Pfizer’s bacterial infection vaccine fails main goal in study

(Reuters) – Pfizer Inc (PFE.N) said on Tuesday its vaccine to prevent infections from a bacteria that mainly spreads through hospitals and doctors’ offices and can even prove fatal, failed to meet the main goal of a late-stage study.

There are no vaccines yet to prevent the illness caused by Clostridioides difficile (C. diff) bacterium, which has been classified as an urgent public health threat by the U.S. Centers for Disease Control and Prevention.

The infection is associated with diarrhea that may progress to a severe and debilitating illness and even result in death.
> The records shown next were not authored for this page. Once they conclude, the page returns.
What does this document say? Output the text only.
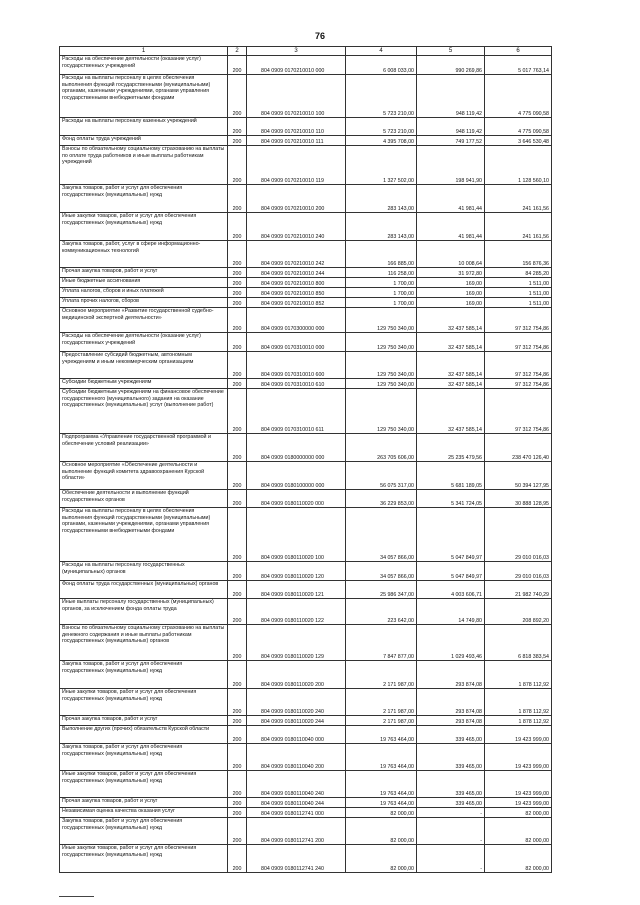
76
1	2	3	4	5	6
Расходы на обеспечение деятельности (оказание услуг) государственных учреждений	200	804 0909 0170210010 000	6 008 033,00	990 269,86	5 017 763,14
Расходы на выплаты персоналу в целях обеспечения выполнения функций государственными (муниципальными) органами, казенными учреждениями, органами управления государственными внебюджетными фондами	200	804 0909 0170210010 100	5 723 210,00	948 119,42	4 775 090,58
Расходы на выплаты персоналу казенных учреждений	200	804 0909 0170210010 110	5 723 210,00	948 119,42	4 775 090,58
Фонд оплаты труда учреждений	200	804 0909 0170210010 111	4 395 708,00	749 177,52	3 646 530,48
Взносы по обязательному социальному страхованию на выплаты по оплате труда работников и иные выплаты работникам учреждений	200	804 0909 0170210010 119	1 327 502,00	198 941,90	1 128 560,10
Закупка товаров, работ и услуг для обеспечения государственных (муниципальных) нужд	200	804 0909 0170210010 200	283 143,00	41 981,44	241 161,56
Иные закупки товаров, работ и услуг для обеспечения государственных (муниципальных) нужд	200	804 0909 0170210010 240	283 143,00	41 981,44	241 161,56
Закупка товаров, работ, услуг в сфере информационно-коммуникационных технологий	200	804 0909 0170210010 242	166 885,00	10 008,64	156 876,36
Прочая закупка товаров, работ и услуг	200	804 0909 0170210010 244	116 258,00	31 972,80	84 285,20
Иные бюджетные ассигнования	200	804 0909 0170210010 800	1 700,00	169,00	1 511,00
Уплата налогов, сборов и иных платежей	200	804 0909 0170210010 850	1 700,00	169,00	1 511,00
Уплата прочих налогов, сборов	200	804 0909 0170210010 852	1 700,00	169,00	1 511,00
Основное мероприятие «Развитие государственной судебно-медицинской экспертной деятельности»	200	804 0909 0170300000 000	129 750 340,00	32 437 585,14	97 312 754,86
Расходы на обеспечение деятельности (оказание услуг) государственных учреждений	200	804 0909 0170310010 000	129 750 340,00	32 437 585,14	97 312 754,86
Предоставление субсидий бюджетным, автономным учреждениям и иным некоммерческим организациям	200	804 0909 0170310010 600	129 750 340,00	32 437 585,14	97 312 754,86
Субсидии бюджетным учреждениям	200	804 0909 0170310010 610	129 750 340,00	32 437 585,14	97 312 754,86
Субсидии бюджетным учреждениям на финансовое обеспечение государственного (муниципального) задания на оказание государственных (муниципальных) услуг (выполнение работ)	200	804 0909 0170310010 611	129 750 340,00	32 437 585,14	97 312 754,86
Подпрограмма «Управление государственной программой и обеспечение условий реализации»	200	804 0909 0180000000 000	263 705 606,00	25 235 479,56	238 470 126,40
Основное мероприятие «Обеспечение деятельности и выполнение функций комитета здравоохранения Курской области»	200	804 0909 0180100000 000	56 075 317,00	5 681 189,05	50 394 127,95
Обеспечение деятельности и выполнение функций государственных органов	200	804 0909 0180110020 000	36 229 853,00	5 341 724,05	30 888 128,95
Расходы на выплаты персоналу в целях обеспечения выполнения функций государственными (муниципальными) органами, казенными учреждениями, органами управления государственными внебюджетными фондами	200	804 0909 0180110020 100	34 057 866,00	5 047 849,97	29 010 016,03
Расходы на выплаты персоналу государственных (муниципальных) органов	200	804 0909 0180110020 120	34 057 866,00	5 047 849,97	29 010 016,03
Фонд оплаты труда государственных (муниципальных) органов	200	804 0909 0180110020 121	25 986 347,00	4 003 606,71	21 982 740,29
Иные выплаты персоналу государственных (муниципальных) органов, за исключением фонда оплаты труда	200	804 0909 0180110020 122	223 642,00	14 749,80	208 892,20
Взносы по обязательному социальному страхованию на выплаты денежного содержания и иные выплаты работникам государственных (муниципальных) органов	200	804 0909 0180110020 129	7 847 877,00	1 029 493,46	6 818 383,54
Закупка товаров, работ и услуг для обеспечения государственных (муниципальных) нужд	200	804 0909 0180110020 200	2 171 987,00	293 874,08	1 878 112,92
Иные закупки товаров, работ и услуг для обеспечения государственных (муниципальных) нужд	200	804 0909 0180110020 240	2 171 987,00	293 874,08	1 878 112,92
Прочая закупка товаров, работ и услуг	200	804 0909 0180110020 244	2 171 987,00	293 874,08	1 878 112,92
Выполнение других (прочих) обязательств Курской области	200	804 0909 0180110040 000	19 763 464,00	339 465,00	19 423 999,00
Закупка товаров, работ и услуг для обеспечения государственных (муниципальных) нужд	200	804 0909 0180110040 200	19 763 464,00	339 465,00	19 423 999,00
Иные закупки товаров, работ и услуг для обеспечения государственных (муниципальных) нужд	200	804 0909 0180110040 240	19 763 464,00	339 465,00	19 423 999,00
Прочая закупка товаров, работ и услуг	200	804 0909 0180110040 244	19 763 464,00	339 465,00	19 423 999,00
Независимая оценка качества оказания услуг	200	804 0909 0180112741 000	82 000,00	-	82 000,00
Закупка товаров, работ и услуг для обеспечения государственных (муниципальных) нужд	200	804 0909 0180112741 200	82 000,00	-	82 000,00
Иные закупки товаров, работ и услуг для обеспечения государственных (муниципальных) нужд	200	804 0909 0180112741 240	82 000,00	-	82 000,00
Most C. diff cases occur when patients have been taking antibiotics, which wipe out friendly bacteria in the colon that normally keep C. diff under control.

The Pfizer logo is pictured on their headquarters building in the Manhattan borough of New York City, New York, U.S., November 9, 2020. REUTERS/Carlo Allegri/File Photo

The Pfizer vaccine only showed an efficacy of 31% in preventing the infections after the third dose, and 28.6% following the second dose in the study.

For infections recorded 14 days after the third dose, vaccine efficacy was 49% at 12 months, 47% at 24 months and 31% at final analysis.

But Pfizer said it would evaluate next steps as the trial showed the vaccine helped reduce the severity of infections.

“We are encouraged by the promising potential benefit observed against more severe C. difficile infection, as a large portion of cases lead to extended diarrhea episodes that can require hospitalization,” said Pfizer’s head of vaccine research and development, Kathrin Jansen.